Forum Moderators: open
I have a 'url table' with 5 million+ rows, and some preliminary testing shows that partitions are helping me insert/update/select much quicker.
Are any of you actively using partitions in MySQL and have some success stories from using them in your larger tables? (drawbacks encountered from using them also welcome)
Just for some background and some of the advantages of partitioning:
In MySQL, the InnoDB storage engine has long supported the notion of a tablespace, and the MySQL Server, even prior to the introduction of partitioning, could be configured to employ different physical directories for storing different databases....Partitioning takes this notion a step further, by allowing you to distribute portions of individual tables across a filesystem
[dev.mysql.com...]
Basically, instead of having just one data and index file per table, partitioning allows you to split the table into smaller, more manageable chunks. MySQL currently supports just horizontal partitioning, i.e. by columns rather than rows. MySQL allows these partitions on separate disks.
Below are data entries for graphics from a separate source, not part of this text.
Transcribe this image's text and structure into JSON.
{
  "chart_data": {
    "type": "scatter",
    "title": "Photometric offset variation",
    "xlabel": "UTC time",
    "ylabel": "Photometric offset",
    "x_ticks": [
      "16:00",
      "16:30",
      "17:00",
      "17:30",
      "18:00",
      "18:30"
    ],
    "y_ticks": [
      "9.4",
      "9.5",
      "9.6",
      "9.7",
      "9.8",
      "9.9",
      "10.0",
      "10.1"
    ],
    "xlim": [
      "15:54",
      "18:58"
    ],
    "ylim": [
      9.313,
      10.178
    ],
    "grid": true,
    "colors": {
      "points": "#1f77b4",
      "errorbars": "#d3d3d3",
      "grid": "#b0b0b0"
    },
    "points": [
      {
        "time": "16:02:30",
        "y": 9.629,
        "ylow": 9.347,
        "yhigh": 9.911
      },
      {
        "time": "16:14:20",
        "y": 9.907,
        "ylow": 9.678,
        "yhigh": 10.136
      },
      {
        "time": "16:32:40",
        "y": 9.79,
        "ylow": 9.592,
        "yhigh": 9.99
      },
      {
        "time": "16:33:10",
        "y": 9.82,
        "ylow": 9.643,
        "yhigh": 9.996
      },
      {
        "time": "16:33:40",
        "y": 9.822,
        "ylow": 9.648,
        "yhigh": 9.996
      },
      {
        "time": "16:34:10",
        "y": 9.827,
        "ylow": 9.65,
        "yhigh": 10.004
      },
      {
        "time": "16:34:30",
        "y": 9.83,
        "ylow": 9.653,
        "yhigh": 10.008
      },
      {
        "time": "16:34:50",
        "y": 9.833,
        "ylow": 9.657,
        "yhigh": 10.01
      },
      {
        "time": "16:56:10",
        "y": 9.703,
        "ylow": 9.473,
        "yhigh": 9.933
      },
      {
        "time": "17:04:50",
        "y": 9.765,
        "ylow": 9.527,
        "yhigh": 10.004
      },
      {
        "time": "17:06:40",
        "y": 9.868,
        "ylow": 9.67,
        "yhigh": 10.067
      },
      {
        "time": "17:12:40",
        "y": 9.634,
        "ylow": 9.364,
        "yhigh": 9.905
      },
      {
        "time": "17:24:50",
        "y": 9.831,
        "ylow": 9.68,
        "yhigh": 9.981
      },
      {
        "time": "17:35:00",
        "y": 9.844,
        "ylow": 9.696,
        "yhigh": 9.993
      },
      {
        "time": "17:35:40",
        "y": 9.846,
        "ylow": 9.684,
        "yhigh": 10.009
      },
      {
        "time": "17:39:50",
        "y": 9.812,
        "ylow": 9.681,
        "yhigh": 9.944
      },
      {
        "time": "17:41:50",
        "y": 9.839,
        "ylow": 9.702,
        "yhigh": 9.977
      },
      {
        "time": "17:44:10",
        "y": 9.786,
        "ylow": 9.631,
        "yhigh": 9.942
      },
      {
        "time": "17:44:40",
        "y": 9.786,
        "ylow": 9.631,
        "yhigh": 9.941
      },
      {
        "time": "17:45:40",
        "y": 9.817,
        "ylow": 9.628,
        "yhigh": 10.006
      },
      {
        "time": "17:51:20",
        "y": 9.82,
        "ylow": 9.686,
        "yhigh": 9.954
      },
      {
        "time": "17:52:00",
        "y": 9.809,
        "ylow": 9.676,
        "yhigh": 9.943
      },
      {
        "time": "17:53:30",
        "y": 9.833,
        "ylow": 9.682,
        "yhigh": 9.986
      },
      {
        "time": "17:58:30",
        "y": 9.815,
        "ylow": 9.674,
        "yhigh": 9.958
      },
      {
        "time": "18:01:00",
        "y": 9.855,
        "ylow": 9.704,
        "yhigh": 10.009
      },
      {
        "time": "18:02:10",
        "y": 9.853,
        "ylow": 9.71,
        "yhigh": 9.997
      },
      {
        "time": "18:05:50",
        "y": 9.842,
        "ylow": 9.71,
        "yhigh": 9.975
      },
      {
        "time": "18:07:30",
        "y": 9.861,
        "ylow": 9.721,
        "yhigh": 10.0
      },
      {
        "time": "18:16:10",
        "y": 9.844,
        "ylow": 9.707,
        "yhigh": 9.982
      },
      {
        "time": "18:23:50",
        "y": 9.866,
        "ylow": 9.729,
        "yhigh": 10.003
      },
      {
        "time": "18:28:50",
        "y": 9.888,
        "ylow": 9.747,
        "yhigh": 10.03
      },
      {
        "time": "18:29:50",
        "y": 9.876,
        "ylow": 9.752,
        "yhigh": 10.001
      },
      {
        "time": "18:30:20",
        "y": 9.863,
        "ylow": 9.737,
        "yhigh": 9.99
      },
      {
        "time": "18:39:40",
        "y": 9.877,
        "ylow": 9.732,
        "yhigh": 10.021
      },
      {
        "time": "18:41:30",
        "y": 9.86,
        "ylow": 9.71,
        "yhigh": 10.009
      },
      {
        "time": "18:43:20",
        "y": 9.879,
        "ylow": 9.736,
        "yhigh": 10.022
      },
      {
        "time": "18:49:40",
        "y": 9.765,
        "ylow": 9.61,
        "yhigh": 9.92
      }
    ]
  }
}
Partitioning allows the DB engine to examine your query's WHERE clause and if applicable, only examine the relevant partitions of a table rather than the entire values of a column.
Take the logging of a website for example:
A busy website's logs quickly grow, and after several million rows of data speed becomes an issue. If you create partitions based on the date of each 'hit', per month for instance, you can dramatically speed up the queries for more frequent tasks like "hits for today" or "hits this month". MySQL can effectively ignore the data you don't regularly query but still want stored. You could have billions of hits stored but still have good query speed when looking up recent hits.
Of course, it all depends on how you want to query the data and your individual needs. I've read up a little on them and feel there's obvious advantages for some tables I have. Here's how I see them being used:
1. IP to Country Lookup Table
IP Ranges Table (5.4 million rows)
id (MED INT, AUTO INCREMENT)
countryid (SMALL INT)
loweripbound (INT)
upperipbound (INT)loweripbound and upperipbound are IP ranges that correspond to a country, the countryid.
There is only one practical use of the data supplied above; get the countr(y¦ies) for IP addresses supplied in the WHERE clause.
Rather than the DB engine having to query 5.4 million rows, you could partition the data based on the 1st octet of stored IP addresses. MySQL would then evaluate your WHERE clause and 'know' which partitions to query to retrieve results, therefore (potentially) only having to scan a fraction of the index/data.
I've a few questions regarding my own setup of tables that could use partitions, but thought I'd see what's going on with other people first.
One definite advantage of using them seems to be the archiving of old data, which I'm sure many would appreciate as a remedy for fast growing tables, but haven't had a means to deal with it.